When using grep under LANG=en_GB.UTF8 it searches insensitive to case. $ export LANG=en_GB.UTF-8 $ echo ABC | grep [a-z] ABC $ echo abc | grep [A-Z] abc If I unset the LANG, then it returns to 'normal' behaviour. $ unset LANG $ echo ABC | grep [a-z] $ echo abc | grep [A-Z] Needless to say this is very counter intuitive. It seems sed is also affected see bug 208051. Reading in the "man grep" it says: "Many locales sort characters in dictionary order, and in these locales [a-d] is typically not equivalent to [abcd]; it might be equivalent to [aBbCcDd], for example. To obtain the traditional interpretation of bracket expressions, you can use the C locale by setting the LC_ALL environment variable to the value C." So OK, obviously the UTF8 locale is one of these cases. But do we truly want grep to behave in this manner by default? Surely it is more sensible to have it behave under the default collating method. I put this as a request to have LC_COLLATE="C" put into the profile to remove this odd default. PS: I see that comment #4 on bug 208051 suggests that reading the documentation is enough, and I agree it does describe the issue but the question is what do we want as a default. Thanks!
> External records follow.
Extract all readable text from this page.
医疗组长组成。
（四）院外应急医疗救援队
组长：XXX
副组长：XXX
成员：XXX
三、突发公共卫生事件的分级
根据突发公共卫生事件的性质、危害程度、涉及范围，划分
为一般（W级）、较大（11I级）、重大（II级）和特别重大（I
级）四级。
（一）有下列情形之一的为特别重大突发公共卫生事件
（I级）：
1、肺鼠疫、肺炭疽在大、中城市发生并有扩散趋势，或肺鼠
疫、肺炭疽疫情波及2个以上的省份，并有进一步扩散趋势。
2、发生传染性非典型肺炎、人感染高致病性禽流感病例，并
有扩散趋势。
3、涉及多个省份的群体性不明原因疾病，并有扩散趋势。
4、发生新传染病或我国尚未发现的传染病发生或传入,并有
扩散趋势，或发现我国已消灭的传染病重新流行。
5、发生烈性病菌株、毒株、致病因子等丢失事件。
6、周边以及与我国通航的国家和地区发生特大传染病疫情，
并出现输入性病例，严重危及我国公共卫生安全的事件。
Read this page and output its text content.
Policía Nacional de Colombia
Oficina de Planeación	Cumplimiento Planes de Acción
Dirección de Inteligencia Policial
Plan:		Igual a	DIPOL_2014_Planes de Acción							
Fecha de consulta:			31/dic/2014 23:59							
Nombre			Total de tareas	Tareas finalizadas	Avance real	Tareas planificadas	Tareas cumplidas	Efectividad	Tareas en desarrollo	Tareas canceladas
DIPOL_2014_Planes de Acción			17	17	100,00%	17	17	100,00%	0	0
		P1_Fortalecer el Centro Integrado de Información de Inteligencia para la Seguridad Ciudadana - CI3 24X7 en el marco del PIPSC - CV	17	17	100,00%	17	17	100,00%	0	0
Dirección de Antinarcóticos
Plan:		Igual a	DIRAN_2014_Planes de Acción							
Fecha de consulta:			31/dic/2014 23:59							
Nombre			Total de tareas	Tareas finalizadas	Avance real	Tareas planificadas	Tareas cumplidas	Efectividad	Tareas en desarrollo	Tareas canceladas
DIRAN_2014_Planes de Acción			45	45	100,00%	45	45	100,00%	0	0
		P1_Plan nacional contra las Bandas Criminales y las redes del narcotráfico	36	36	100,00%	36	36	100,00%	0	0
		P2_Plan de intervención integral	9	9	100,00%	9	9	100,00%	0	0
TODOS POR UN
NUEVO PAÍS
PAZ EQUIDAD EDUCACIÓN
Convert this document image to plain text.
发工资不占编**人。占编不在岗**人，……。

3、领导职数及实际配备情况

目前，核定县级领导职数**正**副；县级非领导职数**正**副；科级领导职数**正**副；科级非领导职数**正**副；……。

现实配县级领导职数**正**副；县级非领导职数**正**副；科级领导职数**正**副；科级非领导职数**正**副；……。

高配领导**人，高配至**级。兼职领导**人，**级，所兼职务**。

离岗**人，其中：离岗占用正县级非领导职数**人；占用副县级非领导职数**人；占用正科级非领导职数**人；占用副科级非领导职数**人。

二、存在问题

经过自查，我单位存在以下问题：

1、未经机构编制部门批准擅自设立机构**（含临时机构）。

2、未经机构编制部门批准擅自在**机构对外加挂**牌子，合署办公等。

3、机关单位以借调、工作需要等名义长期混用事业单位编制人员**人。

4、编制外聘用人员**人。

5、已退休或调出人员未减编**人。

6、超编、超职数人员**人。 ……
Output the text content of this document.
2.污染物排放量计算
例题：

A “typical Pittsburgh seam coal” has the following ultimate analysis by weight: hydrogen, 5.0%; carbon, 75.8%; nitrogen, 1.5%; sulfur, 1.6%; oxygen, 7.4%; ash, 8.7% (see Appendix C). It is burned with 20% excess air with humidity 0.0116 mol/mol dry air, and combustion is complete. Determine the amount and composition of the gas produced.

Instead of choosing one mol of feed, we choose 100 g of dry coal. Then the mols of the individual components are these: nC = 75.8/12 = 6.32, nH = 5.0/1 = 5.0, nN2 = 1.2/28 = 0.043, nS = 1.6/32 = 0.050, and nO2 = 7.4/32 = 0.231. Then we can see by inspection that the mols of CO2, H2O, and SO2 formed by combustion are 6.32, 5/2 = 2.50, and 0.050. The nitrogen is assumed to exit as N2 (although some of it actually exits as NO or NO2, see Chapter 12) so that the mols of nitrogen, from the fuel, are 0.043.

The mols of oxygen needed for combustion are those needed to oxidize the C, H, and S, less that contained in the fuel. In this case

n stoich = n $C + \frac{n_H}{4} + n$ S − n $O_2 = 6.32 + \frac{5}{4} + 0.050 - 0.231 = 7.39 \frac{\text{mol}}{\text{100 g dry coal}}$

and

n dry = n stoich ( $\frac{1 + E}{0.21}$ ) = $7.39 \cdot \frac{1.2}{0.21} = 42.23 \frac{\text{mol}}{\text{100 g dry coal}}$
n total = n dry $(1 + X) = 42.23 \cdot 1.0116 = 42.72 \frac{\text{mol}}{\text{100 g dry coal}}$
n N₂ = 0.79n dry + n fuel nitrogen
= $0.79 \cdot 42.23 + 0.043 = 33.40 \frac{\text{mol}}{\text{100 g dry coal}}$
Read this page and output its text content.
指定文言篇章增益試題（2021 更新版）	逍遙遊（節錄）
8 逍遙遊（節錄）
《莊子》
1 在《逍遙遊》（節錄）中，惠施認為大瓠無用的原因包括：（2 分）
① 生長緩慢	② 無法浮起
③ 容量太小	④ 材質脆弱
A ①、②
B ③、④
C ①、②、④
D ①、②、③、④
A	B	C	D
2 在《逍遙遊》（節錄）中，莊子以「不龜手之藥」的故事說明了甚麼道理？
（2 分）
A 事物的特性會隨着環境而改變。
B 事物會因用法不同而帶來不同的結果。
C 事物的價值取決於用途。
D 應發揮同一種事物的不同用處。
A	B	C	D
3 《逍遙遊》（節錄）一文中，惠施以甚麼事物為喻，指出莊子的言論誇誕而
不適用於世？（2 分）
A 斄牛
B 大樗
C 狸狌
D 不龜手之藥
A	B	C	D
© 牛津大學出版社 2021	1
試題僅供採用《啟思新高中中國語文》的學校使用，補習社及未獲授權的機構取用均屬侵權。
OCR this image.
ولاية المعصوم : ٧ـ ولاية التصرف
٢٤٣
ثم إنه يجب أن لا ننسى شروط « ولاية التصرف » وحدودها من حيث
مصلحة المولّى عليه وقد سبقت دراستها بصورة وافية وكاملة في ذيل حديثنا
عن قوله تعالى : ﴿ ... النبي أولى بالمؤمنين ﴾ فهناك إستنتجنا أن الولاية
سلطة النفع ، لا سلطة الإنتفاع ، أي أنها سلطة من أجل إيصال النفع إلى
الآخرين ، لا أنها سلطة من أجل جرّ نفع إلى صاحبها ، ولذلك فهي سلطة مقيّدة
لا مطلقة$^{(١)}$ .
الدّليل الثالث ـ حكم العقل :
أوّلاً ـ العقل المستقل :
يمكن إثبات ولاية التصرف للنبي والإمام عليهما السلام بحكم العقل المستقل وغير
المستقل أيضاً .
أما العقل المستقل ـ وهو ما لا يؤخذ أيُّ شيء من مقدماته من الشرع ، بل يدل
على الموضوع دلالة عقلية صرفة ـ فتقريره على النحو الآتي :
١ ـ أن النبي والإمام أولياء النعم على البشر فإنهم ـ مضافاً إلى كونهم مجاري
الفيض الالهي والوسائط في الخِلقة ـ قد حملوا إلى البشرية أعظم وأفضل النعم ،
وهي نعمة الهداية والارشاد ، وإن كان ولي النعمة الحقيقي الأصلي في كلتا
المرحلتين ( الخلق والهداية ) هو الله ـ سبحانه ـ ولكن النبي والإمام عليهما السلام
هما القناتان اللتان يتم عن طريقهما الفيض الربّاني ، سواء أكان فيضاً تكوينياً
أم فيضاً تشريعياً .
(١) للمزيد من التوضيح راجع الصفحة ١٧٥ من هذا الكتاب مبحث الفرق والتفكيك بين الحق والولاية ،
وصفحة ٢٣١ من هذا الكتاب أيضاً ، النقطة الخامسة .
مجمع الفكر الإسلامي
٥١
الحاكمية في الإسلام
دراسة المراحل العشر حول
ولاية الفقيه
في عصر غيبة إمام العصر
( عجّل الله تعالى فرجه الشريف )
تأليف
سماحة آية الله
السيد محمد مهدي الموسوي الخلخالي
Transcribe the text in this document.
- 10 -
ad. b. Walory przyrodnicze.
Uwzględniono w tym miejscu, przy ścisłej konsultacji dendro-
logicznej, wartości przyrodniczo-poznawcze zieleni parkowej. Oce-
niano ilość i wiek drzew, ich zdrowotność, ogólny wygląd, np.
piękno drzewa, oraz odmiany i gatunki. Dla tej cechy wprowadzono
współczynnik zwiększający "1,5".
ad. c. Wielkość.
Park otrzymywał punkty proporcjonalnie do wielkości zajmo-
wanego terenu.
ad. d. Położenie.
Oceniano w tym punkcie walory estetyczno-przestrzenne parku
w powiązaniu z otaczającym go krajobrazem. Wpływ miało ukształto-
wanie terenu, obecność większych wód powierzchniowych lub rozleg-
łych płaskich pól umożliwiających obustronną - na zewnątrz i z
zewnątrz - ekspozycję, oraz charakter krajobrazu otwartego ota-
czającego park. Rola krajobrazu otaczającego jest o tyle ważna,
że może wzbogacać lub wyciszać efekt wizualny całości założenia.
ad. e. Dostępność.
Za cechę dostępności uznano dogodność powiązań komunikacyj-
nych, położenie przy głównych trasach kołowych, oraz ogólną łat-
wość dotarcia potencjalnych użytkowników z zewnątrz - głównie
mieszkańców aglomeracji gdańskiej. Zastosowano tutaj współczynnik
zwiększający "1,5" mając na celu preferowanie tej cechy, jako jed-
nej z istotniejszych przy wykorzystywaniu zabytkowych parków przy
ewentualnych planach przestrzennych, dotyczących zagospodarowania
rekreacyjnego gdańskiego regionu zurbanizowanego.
[A-Z][a-z] is locale-specific; you need [[:upper:]] or [[:lower:]] or whatnot, and please stop filing support requests in bugzilla.
I don't actually see anywhere that I am asking for "support" with grep? Instead I see a question regarding the default behaviour of grep and whether or not someone might want to alter the profile to stop this confusing behaviour. I can assure you that I would file my support requests in a forum where they can be discussed, not in bugzilla. This is not a bug with grep, this is a bug with the default environment of gentoo.
No, there's no bug with default environment of gentoo. Locales are *completely* something for user to configure.